Applications for imaging systems based on THz time-domain spectroscopy may be used for security checks for luggage or mail. The top image in the figure above shows the THz transmission image of a battery, circuit and speaker—which, together, form a device that is used in a musical greeting card to play music when the card is opened. Although the device is hidden inside an envelope, the THz waves render it clearly visible.
Although detecting metallic parts inside a paper envelope may seem trivial, it becomes very important when the object to be uncovered is not a music-playing device but a detonator for a mail bomb (which may look very similar). Researchers are also discussing if it is possible to identify drugs and explosives in an envelope or package using spectroscopic fingerprints. Although first experiments look very promising, this undertaking is challenging because the spectra may be masked by the absorption of other items in the beam patch and by interferences arising from the multitude of interfaces that a probing THz beam experiences.
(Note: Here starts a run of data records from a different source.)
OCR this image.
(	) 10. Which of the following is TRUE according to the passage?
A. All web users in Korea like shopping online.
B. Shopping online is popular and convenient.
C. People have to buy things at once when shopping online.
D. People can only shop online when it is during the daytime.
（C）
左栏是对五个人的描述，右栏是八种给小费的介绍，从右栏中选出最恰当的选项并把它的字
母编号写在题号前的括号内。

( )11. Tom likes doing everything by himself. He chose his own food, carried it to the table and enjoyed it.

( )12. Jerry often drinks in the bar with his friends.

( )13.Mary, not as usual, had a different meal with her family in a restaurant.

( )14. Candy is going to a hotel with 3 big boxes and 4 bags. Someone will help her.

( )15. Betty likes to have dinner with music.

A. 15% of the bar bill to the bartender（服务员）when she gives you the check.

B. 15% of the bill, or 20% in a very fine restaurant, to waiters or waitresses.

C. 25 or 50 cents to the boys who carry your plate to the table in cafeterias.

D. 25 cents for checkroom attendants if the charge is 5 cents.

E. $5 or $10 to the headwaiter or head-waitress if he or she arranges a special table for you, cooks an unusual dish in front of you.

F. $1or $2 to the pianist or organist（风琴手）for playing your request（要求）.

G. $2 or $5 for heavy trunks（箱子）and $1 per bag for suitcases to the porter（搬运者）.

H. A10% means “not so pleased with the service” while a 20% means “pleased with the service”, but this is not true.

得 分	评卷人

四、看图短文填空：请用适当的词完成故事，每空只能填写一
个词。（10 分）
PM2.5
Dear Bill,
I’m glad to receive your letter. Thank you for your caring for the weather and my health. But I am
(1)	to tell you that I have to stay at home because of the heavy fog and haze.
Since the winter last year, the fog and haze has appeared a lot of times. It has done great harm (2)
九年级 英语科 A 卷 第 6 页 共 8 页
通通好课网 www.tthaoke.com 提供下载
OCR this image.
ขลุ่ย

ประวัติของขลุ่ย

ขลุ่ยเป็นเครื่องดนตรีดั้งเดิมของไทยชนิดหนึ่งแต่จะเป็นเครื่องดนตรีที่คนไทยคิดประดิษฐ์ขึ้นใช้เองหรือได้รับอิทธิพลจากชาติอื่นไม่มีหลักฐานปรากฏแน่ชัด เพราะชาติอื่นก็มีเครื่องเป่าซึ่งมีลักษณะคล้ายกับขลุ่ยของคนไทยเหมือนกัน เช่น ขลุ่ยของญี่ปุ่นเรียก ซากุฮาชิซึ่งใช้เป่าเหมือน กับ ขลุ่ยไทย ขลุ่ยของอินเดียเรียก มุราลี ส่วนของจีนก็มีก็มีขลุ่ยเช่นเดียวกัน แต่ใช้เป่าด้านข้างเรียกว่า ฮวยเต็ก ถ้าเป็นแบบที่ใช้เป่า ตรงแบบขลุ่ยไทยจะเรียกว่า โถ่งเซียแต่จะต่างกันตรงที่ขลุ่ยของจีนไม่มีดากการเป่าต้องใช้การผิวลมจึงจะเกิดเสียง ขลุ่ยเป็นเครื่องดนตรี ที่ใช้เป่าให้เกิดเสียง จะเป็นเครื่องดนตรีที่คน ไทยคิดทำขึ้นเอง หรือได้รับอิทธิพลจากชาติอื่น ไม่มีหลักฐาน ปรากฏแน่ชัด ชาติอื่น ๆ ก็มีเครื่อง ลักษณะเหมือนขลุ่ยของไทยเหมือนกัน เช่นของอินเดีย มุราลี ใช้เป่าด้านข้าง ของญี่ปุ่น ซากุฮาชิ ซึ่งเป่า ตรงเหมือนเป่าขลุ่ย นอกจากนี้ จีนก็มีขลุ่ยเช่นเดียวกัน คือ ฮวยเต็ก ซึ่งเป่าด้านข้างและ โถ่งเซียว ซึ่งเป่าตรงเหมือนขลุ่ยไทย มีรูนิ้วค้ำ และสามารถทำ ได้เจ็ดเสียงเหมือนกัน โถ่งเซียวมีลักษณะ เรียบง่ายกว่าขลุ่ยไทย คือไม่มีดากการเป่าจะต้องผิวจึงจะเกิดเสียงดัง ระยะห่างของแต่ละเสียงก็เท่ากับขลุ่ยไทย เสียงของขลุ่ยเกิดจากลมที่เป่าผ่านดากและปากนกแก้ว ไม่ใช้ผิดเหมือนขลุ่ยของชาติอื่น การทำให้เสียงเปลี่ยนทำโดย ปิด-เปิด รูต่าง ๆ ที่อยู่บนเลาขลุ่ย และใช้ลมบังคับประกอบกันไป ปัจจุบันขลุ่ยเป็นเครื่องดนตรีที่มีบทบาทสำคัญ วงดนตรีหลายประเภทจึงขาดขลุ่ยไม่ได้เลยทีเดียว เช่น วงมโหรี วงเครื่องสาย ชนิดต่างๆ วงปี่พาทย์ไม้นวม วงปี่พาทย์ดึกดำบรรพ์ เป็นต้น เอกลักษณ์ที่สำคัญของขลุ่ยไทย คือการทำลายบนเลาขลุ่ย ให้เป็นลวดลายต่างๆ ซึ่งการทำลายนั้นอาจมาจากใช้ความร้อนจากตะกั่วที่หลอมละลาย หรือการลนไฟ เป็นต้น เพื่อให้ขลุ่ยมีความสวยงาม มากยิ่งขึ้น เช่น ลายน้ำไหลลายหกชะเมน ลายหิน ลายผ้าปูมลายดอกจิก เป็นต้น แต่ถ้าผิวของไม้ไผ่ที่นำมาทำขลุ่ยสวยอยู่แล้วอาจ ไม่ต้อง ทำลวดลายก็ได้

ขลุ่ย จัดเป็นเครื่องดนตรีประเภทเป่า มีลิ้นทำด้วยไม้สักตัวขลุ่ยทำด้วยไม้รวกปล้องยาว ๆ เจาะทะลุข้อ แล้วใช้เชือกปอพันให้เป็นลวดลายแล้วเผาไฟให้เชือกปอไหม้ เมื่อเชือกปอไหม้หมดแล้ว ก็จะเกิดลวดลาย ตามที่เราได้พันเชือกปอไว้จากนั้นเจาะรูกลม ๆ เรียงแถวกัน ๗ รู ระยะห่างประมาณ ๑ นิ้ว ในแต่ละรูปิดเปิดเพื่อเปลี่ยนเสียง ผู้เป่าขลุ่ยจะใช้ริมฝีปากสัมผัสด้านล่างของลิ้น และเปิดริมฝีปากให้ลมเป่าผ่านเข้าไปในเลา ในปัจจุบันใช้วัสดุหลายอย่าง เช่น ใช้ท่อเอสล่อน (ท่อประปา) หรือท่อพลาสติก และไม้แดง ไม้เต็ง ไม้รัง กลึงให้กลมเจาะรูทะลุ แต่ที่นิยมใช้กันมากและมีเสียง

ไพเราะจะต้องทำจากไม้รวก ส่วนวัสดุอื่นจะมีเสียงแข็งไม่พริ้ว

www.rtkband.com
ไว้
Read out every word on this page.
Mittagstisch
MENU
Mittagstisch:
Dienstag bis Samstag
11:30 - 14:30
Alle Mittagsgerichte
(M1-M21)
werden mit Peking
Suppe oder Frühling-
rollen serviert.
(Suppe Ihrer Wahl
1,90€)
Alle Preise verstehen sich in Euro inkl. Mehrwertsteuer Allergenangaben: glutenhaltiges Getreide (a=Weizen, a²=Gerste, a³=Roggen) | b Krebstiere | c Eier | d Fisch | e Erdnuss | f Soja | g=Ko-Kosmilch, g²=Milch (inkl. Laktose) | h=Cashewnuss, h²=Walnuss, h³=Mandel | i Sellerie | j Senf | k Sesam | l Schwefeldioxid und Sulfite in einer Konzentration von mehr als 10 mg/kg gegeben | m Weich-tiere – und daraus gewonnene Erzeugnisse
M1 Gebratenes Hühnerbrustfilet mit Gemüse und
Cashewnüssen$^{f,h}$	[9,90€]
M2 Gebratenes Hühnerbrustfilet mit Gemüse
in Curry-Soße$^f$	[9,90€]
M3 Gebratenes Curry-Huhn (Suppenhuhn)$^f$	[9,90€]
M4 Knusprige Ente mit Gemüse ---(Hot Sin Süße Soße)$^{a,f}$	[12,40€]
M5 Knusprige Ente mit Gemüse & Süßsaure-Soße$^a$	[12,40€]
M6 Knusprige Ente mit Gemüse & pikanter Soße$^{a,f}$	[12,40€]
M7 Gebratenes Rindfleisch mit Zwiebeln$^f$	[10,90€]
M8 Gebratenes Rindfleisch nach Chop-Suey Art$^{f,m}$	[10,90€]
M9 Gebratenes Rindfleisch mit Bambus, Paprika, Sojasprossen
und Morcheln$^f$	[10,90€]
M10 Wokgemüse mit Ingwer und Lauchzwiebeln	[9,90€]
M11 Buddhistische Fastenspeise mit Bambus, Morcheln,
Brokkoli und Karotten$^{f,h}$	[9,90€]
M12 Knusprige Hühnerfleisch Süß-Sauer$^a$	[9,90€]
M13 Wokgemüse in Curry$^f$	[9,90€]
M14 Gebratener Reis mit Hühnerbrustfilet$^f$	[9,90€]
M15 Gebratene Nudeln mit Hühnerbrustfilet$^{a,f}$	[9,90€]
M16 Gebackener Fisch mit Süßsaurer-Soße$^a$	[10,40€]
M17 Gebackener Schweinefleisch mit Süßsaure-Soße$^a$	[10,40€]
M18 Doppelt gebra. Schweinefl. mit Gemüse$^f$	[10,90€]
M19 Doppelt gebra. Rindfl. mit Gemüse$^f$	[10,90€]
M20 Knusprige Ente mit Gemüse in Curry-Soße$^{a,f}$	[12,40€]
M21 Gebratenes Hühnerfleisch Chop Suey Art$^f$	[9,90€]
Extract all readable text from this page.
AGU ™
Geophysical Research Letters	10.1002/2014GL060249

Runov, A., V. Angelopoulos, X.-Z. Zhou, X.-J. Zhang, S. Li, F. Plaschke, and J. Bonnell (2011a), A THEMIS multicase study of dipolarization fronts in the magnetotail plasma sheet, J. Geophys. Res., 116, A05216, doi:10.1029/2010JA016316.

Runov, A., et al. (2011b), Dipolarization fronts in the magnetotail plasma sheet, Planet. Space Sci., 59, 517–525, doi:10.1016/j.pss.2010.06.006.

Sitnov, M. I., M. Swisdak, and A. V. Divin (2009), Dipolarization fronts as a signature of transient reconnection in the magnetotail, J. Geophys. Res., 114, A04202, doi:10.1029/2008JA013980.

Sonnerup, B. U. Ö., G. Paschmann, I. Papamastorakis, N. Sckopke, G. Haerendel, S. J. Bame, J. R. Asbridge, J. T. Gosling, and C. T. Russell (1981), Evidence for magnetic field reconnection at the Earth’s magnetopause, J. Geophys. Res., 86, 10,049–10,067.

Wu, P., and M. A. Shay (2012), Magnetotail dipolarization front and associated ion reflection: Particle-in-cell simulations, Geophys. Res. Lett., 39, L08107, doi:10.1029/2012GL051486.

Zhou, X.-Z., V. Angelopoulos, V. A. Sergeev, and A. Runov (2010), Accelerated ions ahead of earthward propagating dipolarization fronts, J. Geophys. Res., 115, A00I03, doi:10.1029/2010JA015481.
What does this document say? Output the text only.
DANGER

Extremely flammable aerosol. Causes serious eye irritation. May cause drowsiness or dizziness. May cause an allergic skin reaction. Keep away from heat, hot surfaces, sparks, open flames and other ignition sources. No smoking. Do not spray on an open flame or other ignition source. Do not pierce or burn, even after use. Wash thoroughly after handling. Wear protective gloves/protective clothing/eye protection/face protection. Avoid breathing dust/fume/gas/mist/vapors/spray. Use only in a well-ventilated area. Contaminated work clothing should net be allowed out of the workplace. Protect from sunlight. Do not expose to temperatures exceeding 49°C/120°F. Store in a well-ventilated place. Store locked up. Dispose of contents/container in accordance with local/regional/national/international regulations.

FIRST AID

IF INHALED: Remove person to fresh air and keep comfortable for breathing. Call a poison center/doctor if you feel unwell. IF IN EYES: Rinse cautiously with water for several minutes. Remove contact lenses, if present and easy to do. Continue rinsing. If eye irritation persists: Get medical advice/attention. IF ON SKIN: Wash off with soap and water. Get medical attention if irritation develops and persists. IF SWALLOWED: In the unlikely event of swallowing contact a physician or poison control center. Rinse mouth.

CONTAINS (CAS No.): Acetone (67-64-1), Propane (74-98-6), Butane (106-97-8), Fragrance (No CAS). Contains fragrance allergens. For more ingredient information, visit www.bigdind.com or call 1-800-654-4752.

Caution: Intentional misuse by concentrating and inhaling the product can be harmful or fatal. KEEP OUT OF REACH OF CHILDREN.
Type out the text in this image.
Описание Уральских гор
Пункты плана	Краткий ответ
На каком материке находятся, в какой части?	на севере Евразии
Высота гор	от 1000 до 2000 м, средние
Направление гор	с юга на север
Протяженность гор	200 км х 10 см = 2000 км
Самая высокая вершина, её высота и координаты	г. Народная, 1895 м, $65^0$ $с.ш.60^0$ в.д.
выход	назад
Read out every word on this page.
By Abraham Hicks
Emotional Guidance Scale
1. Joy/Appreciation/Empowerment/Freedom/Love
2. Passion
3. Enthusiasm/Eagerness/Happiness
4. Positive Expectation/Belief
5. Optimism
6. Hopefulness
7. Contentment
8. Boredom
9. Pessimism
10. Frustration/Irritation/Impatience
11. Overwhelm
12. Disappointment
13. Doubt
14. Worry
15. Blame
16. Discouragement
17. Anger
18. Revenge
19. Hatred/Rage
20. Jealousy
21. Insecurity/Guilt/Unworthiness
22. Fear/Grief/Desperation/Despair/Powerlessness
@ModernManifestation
THz waves could also play a role in diagnosing skin diseases. (Because THz waves cannot penetrate more than a few hundred micrometers of human tissue, their use is restricted to an investigation of the body surface.) Research has indicated that pulsed THz imaging may have the potential to distinguish between basal cell carcinoma and other skin irregularities. Dermatologists have not shown much interest in this technology, however, mainly due to the high price of pulsed THz systems.